You joined Neighbours just before it was cancelled, but were you aware that clouds of uncertainty were gathering?

“To be honest, I was completely unaware. My contract expired on June 10, but I reasoned, ‘Maybe they’ll just do a rollover and write a new contract.’ I honestly didn’t think anything of it because I was aware that there had been murmurs about what was happening with funding and what would happen with the show the previous year.

“I assumed it would continue as before, and we all crossed our fingers.” It was day by day, and then when we heard, obviously the news broke, and everyone received text messages about it on a Sunday morning.”

The Rodwells could only do so much towards the end, as returning characters and nostalgia took over the show. Did you feel cheated in any way? Or were you simply thankful for the time you had?

“I am eternally grateful.” I know a lot of people who have been trying to get on the show for years. This was my fifth audition, and I’d decided not to worry about whether or not I got the part.

“I approached it as if it were a job with a beginning and an end, and I planned to savour every minute of it.” “I truly believe I did that, and there is nothing I regret.”

Did the team ever tell you about the Rodwells’ plans that had to be scrapped?

“At first, there was supposed to be a younger son.” Then, when we reached our deadline, they decided to keep Sadie as the daughter.

“Wendy’s story would develop and unravel.” They planned to investigate why she was the way she was. It would have been interesting to learn why she wanted everyone to like her. I believe she was nervous when she went to talk to people.

“I’m not sure if there were any planned scandals.” I’m pretty sure one of us would have had an affair!”

Were you surprised when the Rodwells abruptly announced their intention to relocate in the final week?

“There is nothing in Erinsborough that surprises me!” To be honest, I thought they were just going with the flow. Because of the scene in which Wendy sat down with Andrew, they examined their finances and determined that they couldn’t afford to relocate.

“Then, all of a sudden, everyone was doing it, and they thought, ‘Maybe we can!'” That storyline was made possible by the essence of Erinsborough. ‘Let’s just do it because everyone else is doing it,’ Wendy said.”

Are you relieved that they decided to stay?

“I’m relieved they did. Wendy and Terese and Jane would have been great friends, in my opinion.

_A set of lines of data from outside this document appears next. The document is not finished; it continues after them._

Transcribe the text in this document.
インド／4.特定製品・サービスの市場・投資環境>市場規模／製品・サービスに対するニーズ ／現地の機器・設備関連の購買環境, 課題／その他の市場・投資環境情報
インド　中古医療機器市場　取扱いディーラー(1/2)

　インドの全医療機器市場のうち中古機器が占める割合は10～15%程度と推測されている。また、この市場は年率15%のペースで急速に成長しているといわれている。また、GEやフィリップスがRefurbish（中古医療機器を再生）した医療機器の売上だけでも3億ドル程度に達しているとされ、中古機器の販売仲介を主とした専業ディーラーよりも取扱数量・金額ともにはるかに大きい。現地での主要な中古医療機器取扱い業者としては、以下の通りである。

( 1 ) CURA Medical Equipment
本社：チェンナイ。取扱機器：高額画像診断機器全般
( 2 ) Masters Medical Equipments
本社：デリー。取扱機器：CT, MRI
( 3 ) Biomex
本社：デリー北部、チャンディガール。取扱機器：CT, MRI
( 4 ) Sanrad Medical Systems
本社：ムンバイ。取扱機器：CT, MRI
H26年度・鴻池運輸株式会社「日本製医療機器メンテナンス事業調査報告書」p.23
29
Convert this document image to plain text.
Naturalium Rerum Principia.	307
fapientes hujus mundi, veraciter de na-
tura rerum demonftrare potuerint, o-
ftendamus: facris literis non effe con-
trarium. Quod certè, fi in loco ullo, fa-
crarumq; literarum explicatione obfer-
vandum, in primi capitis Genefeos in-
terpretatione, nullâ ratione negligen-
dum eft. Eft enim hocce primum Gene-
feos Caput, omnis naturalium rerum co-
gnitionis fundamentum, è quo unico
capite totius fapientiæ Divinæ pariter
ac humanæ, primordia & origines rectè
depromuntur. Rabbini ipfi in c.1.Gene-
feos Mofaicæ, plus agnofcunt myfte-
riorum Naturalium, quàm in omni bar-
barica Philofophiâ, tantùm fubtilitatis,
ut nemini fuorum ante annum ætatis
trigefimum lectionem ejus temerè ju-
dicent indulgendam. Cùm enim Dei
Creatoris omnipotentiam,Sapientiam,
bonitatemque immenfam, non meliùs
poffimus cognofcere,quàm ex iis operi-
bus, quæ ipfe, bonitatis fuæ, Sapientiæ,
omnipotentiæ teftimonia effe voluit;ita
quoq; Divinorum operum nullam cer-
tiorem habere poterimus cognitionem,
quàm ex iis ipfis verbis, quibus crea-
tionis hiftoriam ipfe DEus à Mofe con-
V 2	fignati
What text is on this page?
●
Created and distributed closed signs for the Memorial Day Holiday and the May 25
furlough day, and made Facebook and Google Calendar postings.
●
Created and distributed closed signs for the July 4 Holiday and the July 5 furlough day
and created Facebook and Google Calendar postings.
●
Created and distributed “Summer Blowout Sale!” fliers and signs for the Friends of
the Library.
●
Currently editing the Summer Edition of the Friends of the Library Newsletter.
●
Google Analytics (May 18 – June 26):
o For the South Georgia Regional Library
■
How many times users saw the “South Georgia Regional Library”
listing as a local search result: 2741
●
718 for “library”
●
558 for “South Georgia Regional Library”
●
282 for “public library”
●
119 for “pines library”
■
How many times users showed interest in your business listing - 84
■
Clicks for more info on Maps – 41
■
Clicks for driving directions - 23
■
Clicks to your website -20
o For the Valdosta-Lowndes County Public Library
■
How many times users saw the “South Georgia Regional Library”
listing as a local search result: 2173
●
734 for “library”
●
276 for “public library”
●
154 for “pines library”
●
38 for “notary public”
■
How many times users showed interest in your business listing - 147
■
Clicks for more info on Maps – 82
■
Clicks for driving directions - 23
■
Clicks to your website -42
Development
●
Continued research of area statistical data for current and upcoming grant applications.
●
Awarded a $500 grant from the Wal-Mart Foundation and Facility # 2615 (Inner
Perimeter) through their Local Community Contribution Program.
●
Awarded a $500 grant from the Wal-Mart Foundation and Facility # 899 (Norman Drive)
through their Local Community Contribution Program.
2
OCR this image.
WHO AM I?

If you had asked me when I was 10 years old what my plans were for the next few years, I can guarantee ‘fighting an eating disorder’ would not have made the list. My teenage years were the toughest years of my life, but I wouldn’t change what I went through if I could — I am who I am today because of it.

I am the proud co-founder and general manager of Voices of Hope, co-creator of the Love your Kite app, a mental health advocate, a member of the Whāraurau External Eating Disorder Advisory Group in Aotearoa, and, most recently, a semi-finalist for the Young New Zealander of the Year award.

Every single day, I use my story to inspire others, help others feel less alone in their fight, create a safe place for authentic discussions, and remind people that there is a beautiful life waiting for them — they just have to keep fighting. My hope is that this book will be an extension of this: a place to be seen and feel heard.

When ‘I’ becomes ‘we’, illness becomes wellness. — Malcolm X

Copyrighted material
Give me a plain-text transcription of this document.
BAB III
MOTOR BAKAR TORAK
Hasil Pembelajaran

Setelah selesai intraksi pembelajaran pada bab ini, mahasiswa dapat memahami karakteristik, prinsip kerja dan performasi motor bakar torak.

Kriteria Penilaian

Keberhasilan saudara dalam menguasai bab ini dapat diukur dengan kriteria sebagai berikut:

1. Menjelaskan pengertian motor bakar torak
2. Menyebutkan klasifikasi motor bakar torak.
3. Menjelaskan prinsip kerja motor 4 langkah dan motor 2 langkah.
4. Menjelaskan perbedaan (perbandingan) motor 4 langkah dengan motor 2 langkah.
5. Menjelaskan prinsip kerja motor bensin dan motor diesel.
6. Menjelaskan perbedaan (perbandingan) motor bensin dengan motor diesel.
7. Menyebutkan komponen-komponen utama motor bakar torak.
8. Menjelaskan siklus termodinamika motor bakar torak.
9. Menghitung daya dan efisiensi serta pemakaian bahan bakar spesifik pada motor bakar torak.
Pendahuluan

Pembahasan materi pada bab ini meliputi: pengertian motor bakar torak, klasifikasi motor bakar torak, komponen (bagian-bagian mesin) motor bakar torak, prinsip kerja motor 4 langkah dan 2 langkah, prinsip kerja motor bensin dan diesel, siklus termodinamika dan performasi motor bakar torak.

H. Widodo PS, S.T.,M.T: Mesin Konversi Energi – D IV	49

Once the frenzy of ‘please like my daughter, like me, like my husband!’ had subsided.

“I believe Wendy would have attempted to work her way up to manager of The Waterhole.” Sadie would have done well. Our family would have demonstrated their acceptance.”

How did you feel while filming the final scene with the street party?

“It was incredible. We were all there so early. They had to bring in so many hair and make-up artists. The calls began at 5.45 a.m. We were all shuttled out to the street around 9.30 a.m. We stayed until 4 p.m., and it was a bitterly cold day. The highest temperature was probably around 10 degrees, and most of us were dressed in dresses and spring clothes.

“When they said ‘cut,’ it was bittersweet. There were sprinkles of rain as we all gathered. There were many tears and hugs. But we weren’t quite done. That marked the end of the show, but there was still work to be done, including the scene with the videos.”

What are your plans for the future?

“Right now, I’m doing some presenting work.” I’m coming off the high of how intense the hours at Neighbours were, and I took a little break with my cats! I’m enjoying some downtime, but I’m also attending a lot of auditions. “I’m back in the pool with everyone else.”

Over the years, we haven’t seen much East Asian representation in the soaps. Do you think the Rodwells’ success will pave the way for more?

“Wouldn’t that be fantastic?” I grew up not seeing much of that, so it was wonderful to be a part of that mixed family. I hope there are more Asian and mixed-race families in the soap industry.

“I don’t think I’ve seen much of it, but times are changing and that’s coming into play.” We can only keep going. Nobody knows what people are looking for. I’m hoping the Rodwells can help bring that in through soaps. That would be fantastic.”